Beitrag von S. Meyer » 15.05.2013, 21:20

Hallo Zusammen,

vielleicht kann mir jemand bei der Identifizierung verschiedener Wappen, die auf einem Epitaph in der Sankt Ulrich Kirche in Sangerhausen abgebildet sind behilflich sein.
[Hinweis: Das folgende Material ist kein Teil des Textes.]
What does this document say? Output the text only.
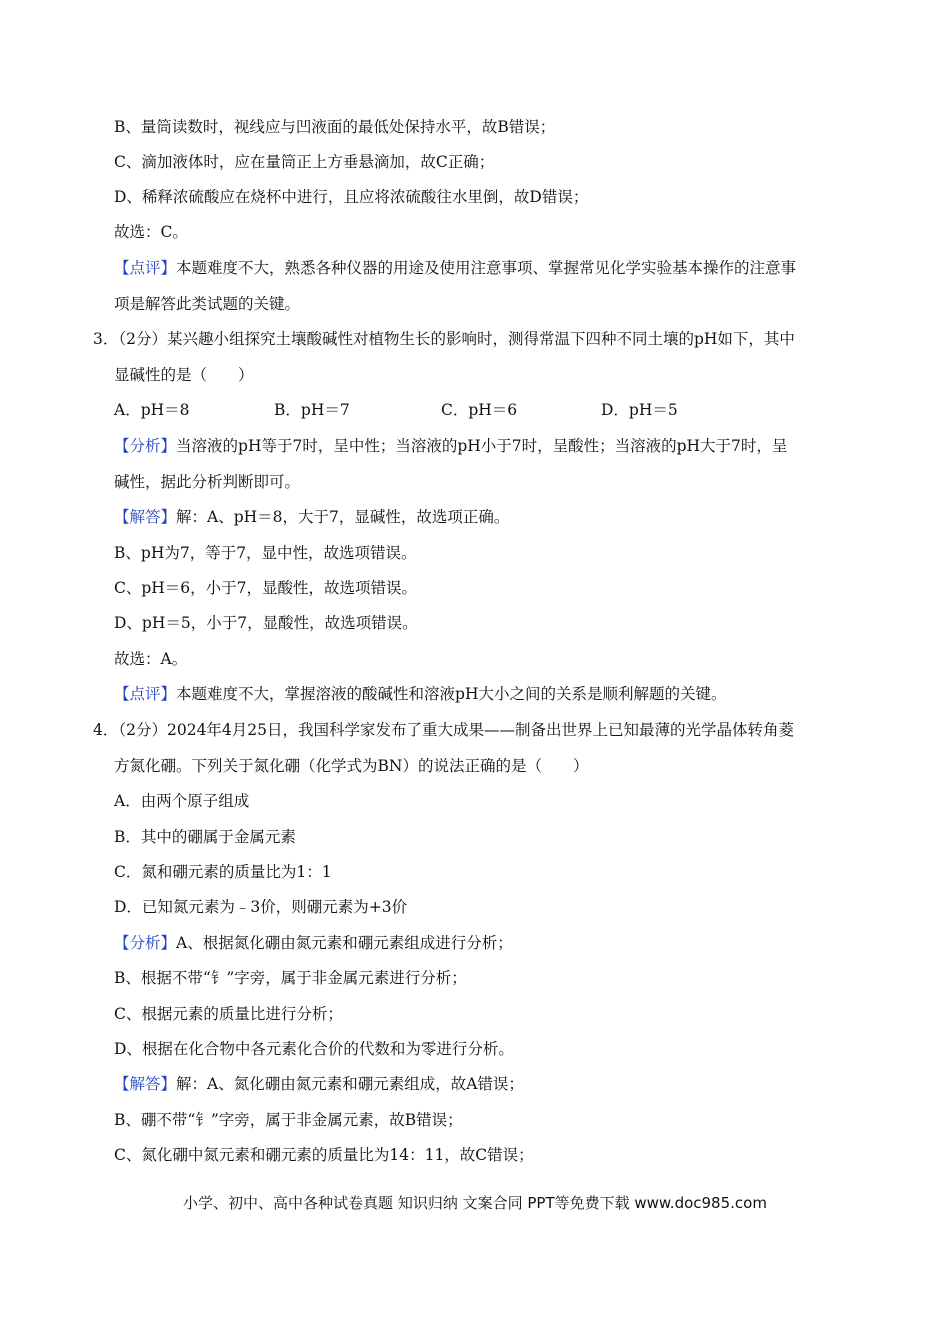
B、量筒读数时，视线应与凹液面的最低处保持水平，故B错误；
C、滴加液体时，应在量筒正上方垂悬滴加，故C正确；
D、稀释浓硫酸应在烧杯中进行，且应将浓硫酸往水里倒，故D错误；
故选：C。
【点评】本题难度不大，熟悉各种仪器的用途及使用注意事项、掌握常见化学实验基本操作的注意事
项是解答此类试题的关键。
3．（2分）某兴趣小组探究土壤酸碱性对植物生长的影响时，测得常温下四种不同土壤的pH如下，其中
显碱性的是（　　）
A．pH＝8	B．pH＝7	C．pH＝6	D．pH＝5
【分析】当溶液的pH等于7时，呈中性；当溶液的pH小于7时，呈酸性；当溶液的pH大于7时，呈
碱性，据此分析判断即可。
【解答】解：A、pH＝8，大于7，显碱性，故选项正确。
B、pH为7，等于7，显中性，故选项错误。
C、pH＝6，小于7，显酸性，故选项错误。
D、pH＝5，小于7，显酸性，故选项错误。
故选：A。
【点评】本题难度不大，掌握溶液的酸碱性和溶液pH大小之间的关系是顺利解题的关键。
4．（2分）2024年4月25日，我国科学家发布了重大成果——制备出世界上已知最薄的光学晶体转角菱
方氮化硼。下列关于氮化硼（化学式为BN）的说法正确的是（　　）
A．由两个原子组成
B．其中的硼属于金属元素
C．氮和硼元素的质量比为1：1
D．已知氮元素为﹣3价，则硼元素为+3价
【分析】A、根据氮化硼由氮元素和硼元素组成进行分析；
B、根据不带“钅”字旁，属于非金属元素进行分析；
C、根据元素的质量比进行分析；
D、根据在化合物中各元素化合价的代数和为零进行分析。
【解答】解：A、氮化硼由氮元素和硼元素组成，故A错误；
B、硼不带“钅”字旁，属于非金属元素，故B错误；
C、氮化硼中氮元素和硼元素的质量比为14：11，故C错误；
小学、初中、高中各种试卷真题 知识归纳 文案合同 PPT等免费下载 www.doc985.com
Herzlichen Dank im Voraus!
Sandro


Beschreibung am Epitaph:

Melchior von Morungen und Gemahlin Anna von Bendeleben
• Renaissance-Grabmal von 1583
• Melchior von Morungen gehörte der Sangerhausen-Obersdorfer Linie an
• 1538 geboren, am 22. Dezember 1596 gestorben
• mit Rüstung abgebildet
• Anna von Bendeleben aus Kannawurf am 09. Januar 1612 gestorben
• in Witwentracht abgebildet
• beide sind in der Ulrichkirche begraben
an den Säulen 16 Wappen Thüringischer Adelsfamilien
• im Hintergrund Illustration des Bibelspruches "Lasset die Kindlein zu mir kommen und wehret ihnen nicht"
• Grabmal aus Sandstein

Foto vom Epitaph:
http://www.goldeneaue.net/images/Recher ... ithaph.JPG

Wappen 1, DVE:
Bild
Zuletzt geändert von S. Meyer am 16.05.2013, 16:23, insgesamt 1-mal geändert.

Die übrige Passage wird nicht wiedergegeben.